Cluster analysis • In health statistics Lindquists statistical methods were largely ignored until the late 1980s when it became accepted to use the methods he advocated to analyse clustered data although even now most cluster trials are badly analysed. • But 64 years on what about his descriptions on how to rigorously evaluate educational interventions?
Educational Trials: UK • Not many trials in education have been undertaken in the UK. • Most educational trials are from the USA. • WHY? (my personal view) • Futility of the ‘paradigm war’; • Failure to understand their importance; • Trials often give the ‘wrong’ answer; • Lack of funding.
Opposition to Trials is widespread • In health care many doctors will refuse to believe the results of a trial and argue the trial was faulty or poorly conducted if the result was ‘wrong’. • Recent example: WHI study of hormone replacement – many doctors REFUSE to accept the findings of this study that it INCREASES risk of heart disease.
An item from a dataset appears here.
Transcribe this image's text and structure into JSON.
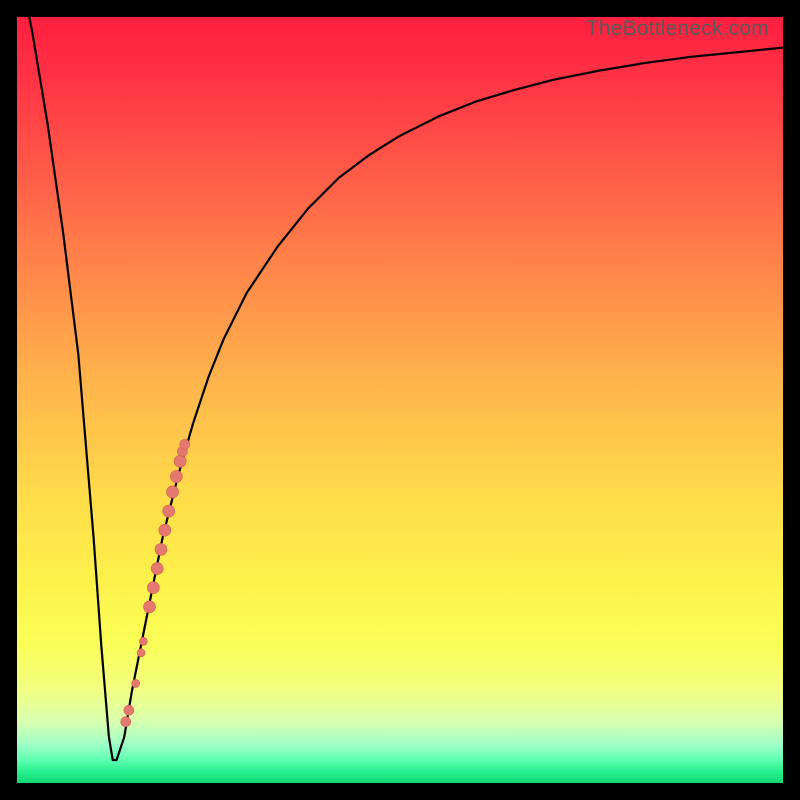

Opposition to Polio Trial • “I found but one person who rigidly adherred to the idea of a placebo control and he is a bio-statistician who, if he did not adhere to this view, would have had to admit his own purposelessness in life” (Jonas Salk).
1950s to 1970s • The use of trials expanded rapidly within and beyond medicine. • In the social sciences experiments included: • Negative income tax; • Adoption; • Busing; • Public vs private schools; • Prevention of spousal abuse.